Bharatiya Janata Party leader Sushil Kumar Modi on Wednesday night said his party has offered to support the Janata Dal (United) and form a new government in Bihar, hours after JD(U) President Nitish Kumar resigned as chief minister citing major dissatisfaction with his former ally the Rashtriya Janata Dal. Modi said his party would back Kumar as chief minister, but did not specify whether the JD(U) had accepted its offer.

Kumar is yet to make a statement confirming or denying this, though murmurs of a BJP-JD(U) alliance were steadily doing the rounds by Wednesday night, with some reports even suggesting Kumar would be sworn in as chief minister at 5 pm on Thursday. Earlier in the day, when asked about a possible alliance with the BJP, Kumar had said “Let us see what will happen in the future.”

Almost immediately after Kumar resigned on Wednesday, Prime Minister Narendra Modi congratulated him on Twitter for “joining the fight against corruption”. The prime minister said it was time the public united in the fight against corruption and political differences in Bihar. Kumar had tweeted in response, “I thank PM Modi for his comments on my resignation that he expressed via a tweet.”
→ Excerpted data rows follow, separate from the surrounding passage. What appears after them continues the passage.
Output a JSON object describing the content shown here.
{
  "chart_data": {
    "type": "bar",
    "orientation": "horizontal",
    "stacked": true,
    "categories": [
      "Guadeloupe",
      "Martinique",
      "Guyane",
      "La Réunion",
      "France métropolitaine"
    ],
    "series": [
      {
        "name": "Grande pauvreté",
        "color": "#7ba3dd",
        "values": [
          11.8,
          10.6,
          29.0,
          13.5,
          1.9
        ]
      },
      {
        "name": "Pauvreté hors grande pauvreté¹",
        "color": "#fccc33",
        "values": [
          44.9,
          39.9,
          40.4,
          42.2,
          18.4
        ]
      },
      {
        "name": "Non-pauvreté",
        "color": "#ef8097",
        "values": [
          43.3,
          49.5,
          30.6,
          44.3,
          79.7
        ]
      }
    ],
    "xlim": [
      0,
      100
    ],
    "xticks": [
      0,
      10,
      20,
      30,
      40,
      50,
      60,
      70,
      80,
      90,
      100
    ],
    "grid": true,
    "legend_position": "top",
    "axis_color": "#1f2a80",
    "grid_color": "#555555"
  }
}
Kumar has indicated support for the BJP government at the Centre in several ways over the past few weeks, most noticeably by distancing himself from the Opposition’s choice for the presidential elections, Meira Kumar, and supporting the National Democratic Alliance’s candidate Ram Nath Kovind instead.

In the Assembly

The JD(U) had won 71 seats in the 243-constituency Assembly elections in 2015, and had formed the government with the help of the RJD (80 seats) and the Congress (27 seats). The BJP had won 53 seats. This means the BJP and the JD(U) together have 124 seats, two more than the requisite majority.